La normalité est-elle un cadeau ? « Je suis normal » donne à réfléchir

26 déc 2017
Être normal·e, vous en aviez rêvé ? C’est en tous cas le cadeau que la famille de P. a décidé de lui offrir. Mais ce choix est-il aussi évident qu’il en a l’air ? Une piste avec ce court-métrage en lice pour le Nikon Film Festival 2018.

Cet article a été rédigé dans le cadre d’un partenariat avec le Nikon Film Festival.
Conformément à notre Manifeste, on y a écrit ce qu’on voulait.

 

« Je voulais tout d’abord vous féliciter pour votre choix ; j’imagine aisément la souffrance qu’engendre cette situation »

C’est sur ces mots accrocheurs que commence le court-métrage réalisé par Paolo Cedolin Petrini, en lice pour le Nikon Film Festival 2018.

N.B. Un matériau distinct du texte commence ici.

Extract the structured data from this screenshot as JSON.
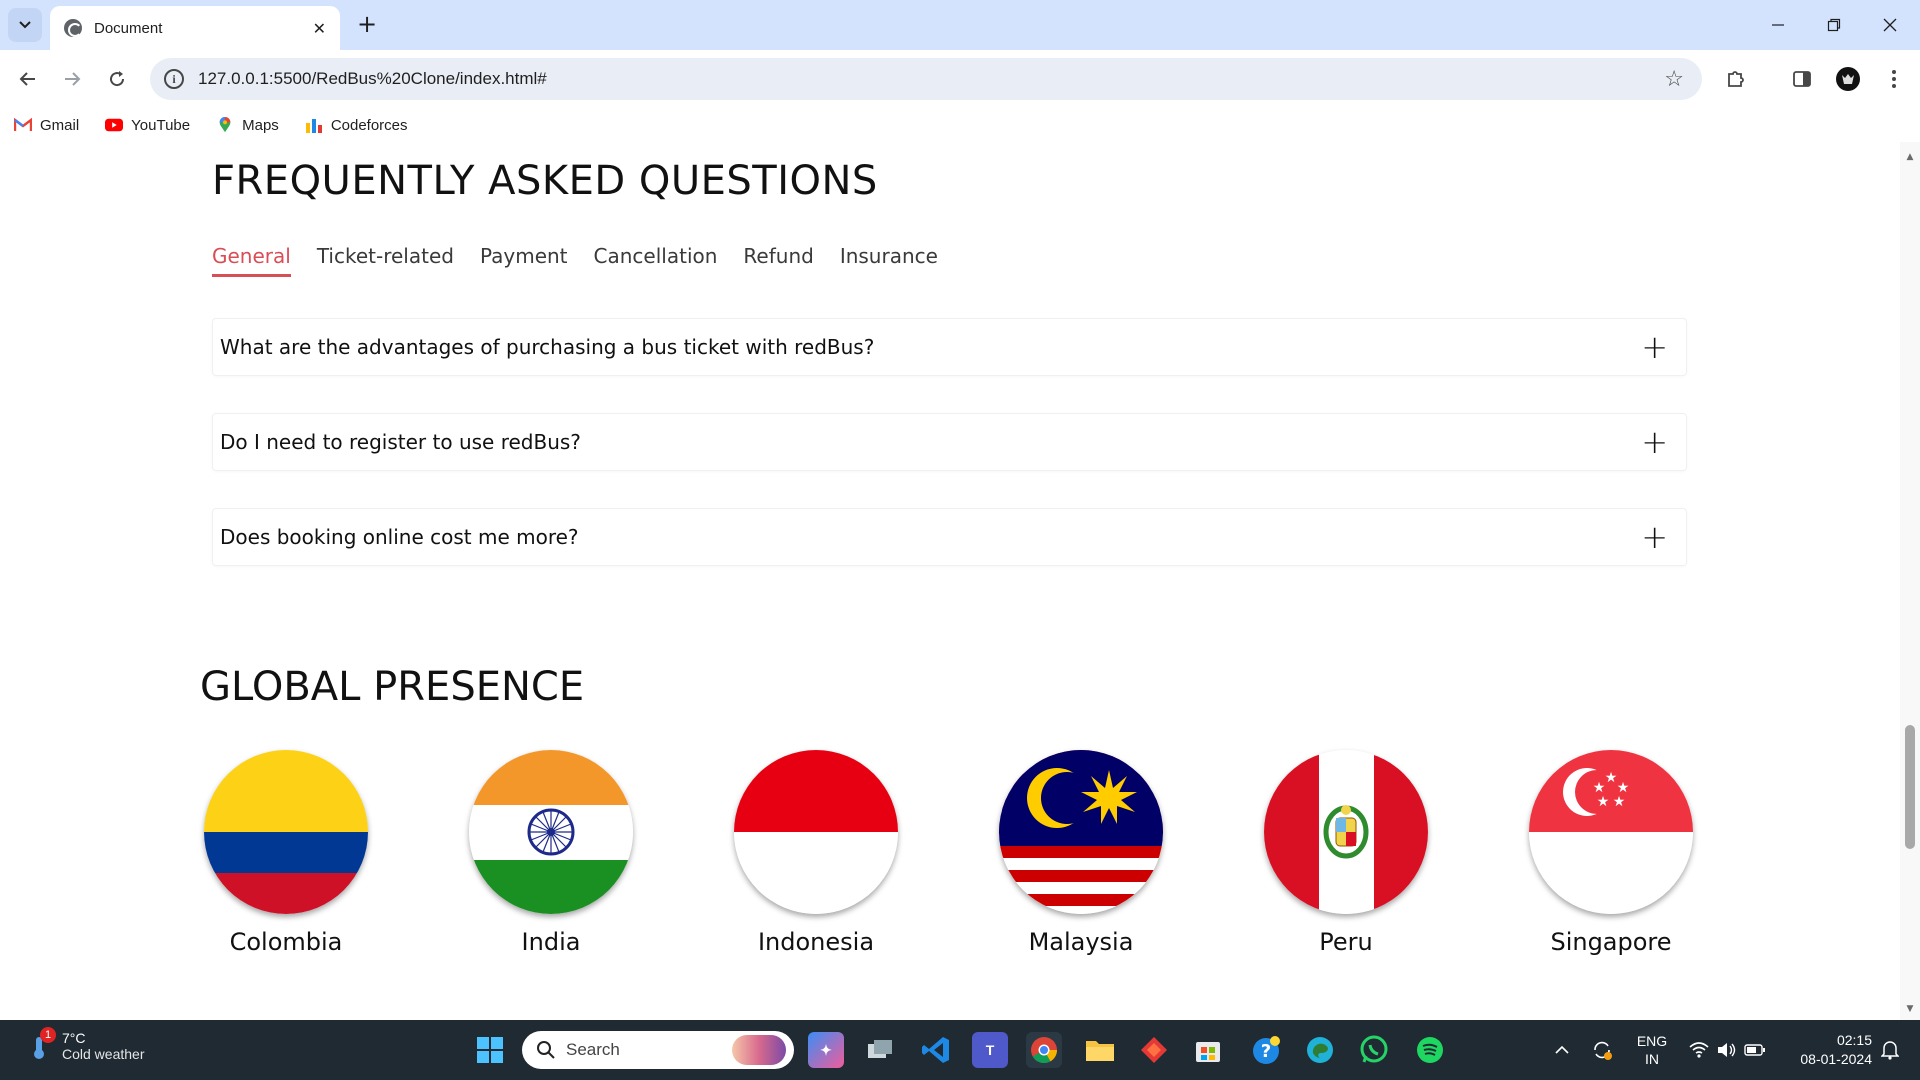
{
  "browser": {
    "tab_title": "Document",
    "url": "127.0.0.1:5500/RedBus%20Clone/index.html#",
    "bookmarks": [
      {
        "label": "Gmail",
        "icon": "gmail-icon"
      },
      {
        "label": "YouTube",
        "icon": "youtube-icon"
      },
      {
        "label": "Maps",
        "icon": "maps-icon"
      },
      {
        "label": "Codeforces",
        "icon": "codeforces-icon"
      }
    ]
  },
  "faq": {
    "title": "FREQUENTLY ASKED QUESTIONS",
    "tabs": [
      "General",
      "Ticket-related",
      "Payment",
      "Cancellation",
      "Refund",
      "Insurance"
    ],
    "active_tab": "General",
    "questions": [
      "What are the advantages of purchasing a bus ticket with redBus?",
      "Do I need to register to use redBus?",
      "Does booking online cost me more?"
    ],
    "expand_symbol": "+"
  },
  "global_presence": {
    "title": "GLOBAL PRESENCE",
    "countries": [
      "Colombia",
      "India",
      "Indonesia",
      "Malaysia",
      "Peru",
      "Singapore"
    ]
  },
  "taskbar": {
    "weather_temp": "7°C",
    "weather_desc": "Cold weather",
    "weather_badge": "1",
    "search_label": "Search",
    "language_top": "ENG",
    "language_bottom": "IN",
    "time": "02:15",
    "date": "08-01-2024"
  },
  "colors": {
    "accent_red": "#d84e55",
    "tabstrip": "#d3e3fd",
    "taskbar": "#1f2a33"
  }
}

Je suis normal, entre angoisse et incompréhension

C’est dans un décor blanc immaculé que s’ouvre cette fiction, et dès les premières secondes, la forte ressemblance avec le style trop propre de Black Mirror m’a frappée.

J’ai ressenti la même sensation d’anxiété, de « je ne sais pas ce qu’il se passe mais ça ne m’a pas l’air bon » qu’en regardant une dystopie bien flippante.

Mais j’ai rapidement compris de quoi il s’agissait : le protagoniste, P., a reçu pour cadeau la normalité, et ce présent semble particulièrement alléchant.

« Plus de jugements, plus de souffrance, vous pourrez marcher dans la rue la tête haute ».

L’anormalité, je connais, et les souffrances qui peuvent y être liées aussi. Alors quel aurait été mon choix face à cette proposition matrixienne ?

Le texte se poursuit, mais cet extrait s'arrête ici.